Berlin, Vt – Jonna Goulding, MD attended Smith College in Northampton, Massachusetts graduating from an accelerated  seven-semester program with a BA in Biology and a minor in music. 

She attended L’Institut d’Administration et de Gestion, Universite Catholique de Louvain, Louvain-la-Neuve, Belgium on a full merit scholarship.  The program was conducted in French and Dr. Goulding graduated with distinction earning a Maitrise (Master’s Degree) in International Business. Again on a full merit scholarship she earned her MBA at Johnson School of Management, Cornell University.

Dr. Goulding worked at the Canadian Imperial Bank of Commerce in Paris, France followed by more than five years with major advertising agencies in Los Angeles, Boston and Toronto.

She then worked as Director of Development and hospice volunteer at the Hospice of Peel in Mississauga, Ontario.  This led her to decide to attend medical school at McMaster University in Hamilton, Ontario.  Dr. Goulding did her rural family practice residency in Thunder Bay, Ontario at Family Medicine North, associated with McMaster University.

Dr. Goulding is certified by the American Academy of Hospice and Palliative Medicine, and the American Academy of Family Physicians.   She was most recently the chair and co-founder of Gifford’s Advanced Illness Care Team and a family physician and palliative care specialist with Gifford Primary Care in Randolph, Vermont.

From 2004 – 2009 she was a faculty member at the Upaya Institute in Santa Fe, New Mexico in the Contemplative End of Life Care program under medical anthropologist and abbot Joan Halifax, PhD.

“We are enormously pleased to welcome Dr. Goulding to Central Vermont Medical Center,” stated CVMC President and CEO Judy Tartaglia. “Her breadth of experience in palliative care and end of life care will help take our palliative care program to the next level.  We know this is something the community has been looking to us to do,” concluded Tartaglia. 

Dr. Goulding stated that she “was drawn to the entrepreneurial nature of CVMC, a medical center truly committed to the idea of incorporating palliative care as part of excellent patient care.  This institution also understands the need to include spiritual care in all of healthcare, and as an important component of palliative care.”
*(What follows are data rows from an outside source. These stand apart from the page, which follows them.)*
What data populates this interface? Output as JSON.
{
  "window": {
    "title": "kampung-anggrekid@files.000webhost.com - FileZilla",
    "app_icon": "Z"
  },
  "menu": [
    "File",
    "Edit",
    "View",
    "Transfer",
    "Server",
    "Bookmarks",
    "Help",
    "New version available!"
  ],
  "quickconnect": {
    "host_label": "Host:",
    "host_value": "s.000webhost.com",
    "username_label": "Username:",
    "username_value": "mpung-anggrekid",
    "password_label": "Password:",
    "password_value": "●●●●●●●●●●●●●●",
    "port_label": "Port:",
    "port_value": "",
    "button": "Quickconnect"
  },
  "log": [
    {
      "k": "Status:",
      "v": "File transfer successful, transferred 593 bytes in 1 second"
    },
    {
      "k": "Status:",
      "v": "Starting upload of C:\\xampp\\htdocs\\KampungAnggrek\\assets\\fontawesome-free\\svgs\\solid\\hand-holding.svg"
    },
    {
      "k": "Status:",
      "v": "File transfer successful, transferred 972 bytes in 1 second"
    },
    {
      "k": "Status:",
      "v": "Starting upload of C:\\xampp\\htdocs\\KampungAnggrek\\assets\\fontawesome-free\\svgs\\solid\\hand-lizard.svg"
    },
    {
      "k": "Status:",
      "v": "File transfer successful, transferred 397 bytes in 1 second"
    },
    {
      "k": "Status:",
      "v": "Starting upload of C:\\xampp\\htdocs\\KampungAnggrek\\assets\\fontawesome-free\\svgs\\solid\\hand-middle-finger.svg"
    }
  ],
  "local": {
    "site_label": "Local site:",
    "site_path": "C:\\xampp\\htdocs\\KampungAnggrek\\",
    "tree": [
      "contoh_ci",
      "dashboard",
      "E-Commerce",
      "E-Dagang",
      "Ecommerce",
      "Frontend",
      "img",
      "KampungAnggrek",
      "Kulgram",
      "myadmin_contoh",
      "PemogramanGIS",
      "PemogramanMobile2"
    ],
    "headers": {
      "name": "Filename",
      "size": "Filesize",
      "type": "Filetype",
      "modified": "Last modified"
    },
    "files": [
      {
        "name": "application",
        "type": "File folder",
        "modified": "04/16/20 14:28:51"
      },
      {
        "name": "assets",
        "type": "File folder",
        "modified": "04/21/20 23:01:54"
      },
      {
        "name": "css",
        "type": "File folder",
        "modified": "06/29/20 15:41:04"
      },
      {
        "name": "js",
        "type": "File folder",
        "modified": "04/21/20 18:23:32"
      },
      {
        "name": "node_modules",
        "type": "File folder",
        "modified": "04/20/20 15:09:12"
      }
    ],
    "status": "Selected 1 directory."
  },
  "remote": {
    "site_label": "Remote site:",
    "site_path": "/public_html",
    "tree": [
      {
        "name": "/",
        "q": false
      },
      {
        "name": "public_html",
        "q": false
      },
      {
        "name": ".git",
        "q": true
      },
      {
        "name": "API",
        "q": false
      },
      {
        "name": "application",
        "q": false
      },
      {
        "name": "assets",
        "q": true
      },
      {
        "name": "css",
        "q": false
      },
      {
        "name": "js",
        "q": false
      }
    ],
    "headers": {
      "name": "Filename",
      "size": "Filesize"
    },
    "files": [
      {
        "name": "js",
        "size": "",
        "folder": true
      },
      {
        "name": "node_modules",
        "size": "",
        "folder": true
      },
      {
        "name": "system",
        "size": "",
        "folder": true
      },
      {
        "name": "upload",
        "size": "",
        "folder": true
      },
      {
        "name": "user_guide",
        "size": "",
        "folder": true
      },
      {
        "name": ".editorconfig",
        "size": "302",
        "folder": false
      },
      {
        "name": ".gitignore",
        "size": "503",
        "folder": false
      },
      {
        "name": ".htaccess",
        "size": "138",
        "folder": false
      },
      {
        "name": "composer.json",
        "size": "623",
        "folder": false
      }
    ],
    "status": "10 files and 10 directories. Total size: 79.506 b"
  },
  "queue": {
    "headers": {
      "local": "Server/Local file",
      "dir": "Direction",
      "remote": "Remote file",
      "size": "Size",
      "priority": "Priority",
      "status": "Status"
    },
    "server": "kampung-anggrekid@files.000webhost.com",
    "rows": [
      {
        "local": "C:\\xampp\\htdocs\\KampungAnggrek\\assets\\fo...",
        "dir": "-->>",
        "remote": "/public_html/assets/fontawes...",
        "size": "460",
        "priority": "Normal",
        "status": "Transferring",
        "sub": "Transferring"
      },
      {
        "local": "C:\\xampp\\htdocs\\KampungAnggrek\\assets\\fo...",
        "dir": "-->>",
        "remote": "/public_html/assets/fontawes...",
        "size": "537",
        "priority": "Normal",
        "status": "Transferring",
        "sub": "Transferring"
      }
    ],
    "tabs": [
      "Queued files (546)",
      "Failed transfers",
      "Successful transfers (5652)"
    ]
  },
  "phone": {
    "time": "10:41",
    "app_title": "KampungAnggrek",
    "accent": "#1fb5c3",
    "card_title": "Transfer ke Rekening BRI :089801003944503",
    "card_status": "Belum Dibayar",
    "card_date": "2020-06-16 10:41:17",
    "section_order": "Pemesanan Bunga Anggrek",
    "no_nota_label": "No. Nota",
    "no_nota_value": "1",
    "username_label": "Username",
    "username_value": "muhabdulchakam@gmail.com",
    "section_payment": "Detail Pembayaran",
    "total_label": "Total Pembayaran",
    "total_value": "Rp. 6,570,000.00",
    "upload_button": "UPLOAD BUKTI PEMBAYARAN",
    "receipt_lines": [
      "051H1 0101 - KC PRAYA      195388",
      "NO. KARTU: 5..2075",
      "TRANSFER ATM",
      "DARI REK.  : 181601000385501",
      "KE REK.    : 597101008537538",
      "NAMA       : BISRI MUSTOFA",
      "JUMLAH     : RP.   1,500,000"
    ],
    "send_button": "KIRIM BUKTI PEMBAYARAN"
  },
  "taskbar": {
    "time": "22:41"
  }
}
As team leader for palliative care Dr. Goulding’s philosophy is to listen deeply to every patient, and appreciate the contribution of every member of the team. 

Dr. Goulding and her husband Marcus Coxon recently built an energy efficient home in Randolph Center.  They have three children. Sara-Katherine Coxon, age 25, works in an environmental policy think tank in Washington, DC.   Hanna, 23, works in Boston and Sam is a freshman at McGill University in Montreal.